January brings with it the promise of change: all those New Year’s resolutions and 365 days to implement plans and hopes and dreams of a better future. Three weeks in, and we find ourselves reflecting on the life and legacy of Martin Luther King, Jr., a man who proclaimed a vision of change before our entire nation, a vision many of us have longed for, a vision of justice, compassion, and unity amidst diversity that even still seems out of reach. There’s a gap between King’s rhetoric and our day to day reality, a gap between what we desire and aspire to and how we actually live. According to US News and World Report, 80% of New Year’s resolutions fail. And those are goals we set for ourselves, not lofty aspirations for our entire nation. Still, psychologists have studied the reasons our resolutions fail us and what we can do instead. One way to affect change is to start small.
To give a personal and mundane example, a few years ago, I decided to wake up 20 minutes earlier than usual one morning each week to work out. I had been gaining weight, feeling lethargic, and longing for change. I decided to take one small step.
I won’t bore you with the details, but that first step towards health eventually led to a regular early morning workout. Then it led me to consider how I was eating. Eventually, I reduced my alcohol consumption. I increased my fruits and vegetables. I eliminated Diet Coke, which had been my drink of choice for decades. I lost weight. I gained strength. I slept better. I felt happier. It all feels habitual now, but it took years of small steps that became like dominoes. One barrier fell and hit another and another and another until the entire edifice had been leveled.

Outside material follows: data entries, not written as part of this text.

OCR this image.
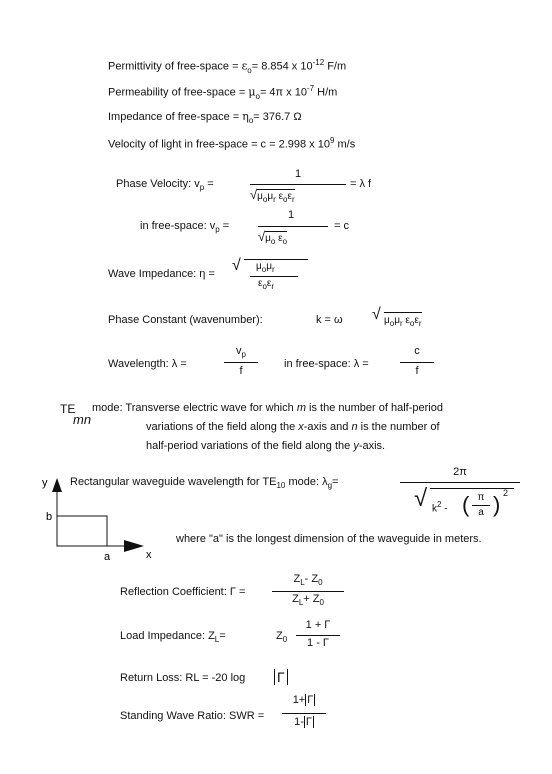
Permittivity of free-space = $\varepsilon_o= 8.854$ x $10^{-12}$ F/m
Permeability of free-space = $\mu_o= 4\pi$ x $10^{-7}$ H/m
Impedance of free-space = $\eta_o= 376.7$ Ω
Velocity of light in free-space = c = 2.998 x $10^9$ m/s
Phase Velocity: $v_p$ =
1
$√\mu_o\mu_r$ $\varepsilon_o\varepsilon_r$
= λ f
in free-space: $v_p$ =
1
$√\mu_o$ $\varepsilon_o$
= c
Wave Impedance: η = √ $\mu_o\mu_r$
$\varepsilon_o\varepsilon_r$
Phase Constant (wavenumber):	k = ω √ $\mu_o\mu_r$ $\varepsilon_o\varepsilon_r$
Wavelength: λ =
$v_p$
f
in free-space: λ =
c
f
TE
mn
mode: Transverse electric wave for which m is the number of half-period
variations of the field along the x-axis and n is the number of
half-period variations of the field along the y-axis.
y
b
a	x
Rectangular waveguide wavelength for $TE_{10}$ mode: $\lambda_g=$
2π
√ $k^2$ - ( π
a ) 2
where "a" is the longest dimension of the waveguide in meters.
Reflection Coefficient: Γ =
$Z_L-$ $Z_0$
$Z_L+ Z_0$
Load Impedance: $Z_L=$	$Z_0$
1 + Γ
1 - Γ
Return Loss: RL = -20 log Γ
Standing Wave Ratio: SWR =
1+ Γ
1- Γ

Sometimes change happens dramatically—with a catastrophic health event or a sudden revelation or revolution. But sometimes change happens in small, gradual, steps that build upon one another and almost unwittingly bring us to an entirely new place.
I have never marched in support of a cause. I haven’t read all the books I could read or taken all the classes I could take to learn about injustice. I haven’t given away as much money as I could. I don’t work for a non-profit. I have never visited someone in prison. I live in a predominantly wealthy, white community. I haven’t even been an active member of our public school’s PTA.
But here’s the thing. A few years ago, I noticed that the chapter books we were reading to our kids were filled with white characters. It bothered me enough that I took the small step of going to the library, and our bookshelves started to change. That little decision led to conversations with friends who are people of color that led me to change the way I talk with our kids about the news. It led to conversations in our household about whiteness and about the ugly aspects of our nation’s history that we probably wouldn’t have had otherwise. It led to planning a spring break trip to the African American History museum in Washington, D.C. It led to writing a book about the wounds of privilege and the hope for healing.
At the start of a new year, we can resolve to be better people—lose ten pounds, read 100 books, solve the world’s problems. Most studies show that almost all of us will fail in our lofty goals. But we can also decide to take one small step towards goodness, truth, and light, one small step towards generosity, humility, and hope. Small steps, in fact, may be our very best hope in overcoming anger, fear, and shame with hope, truth, and love. As we honor the dream of Martin Luther King, Jr. this year, let us take small steps towards making that dream a reality.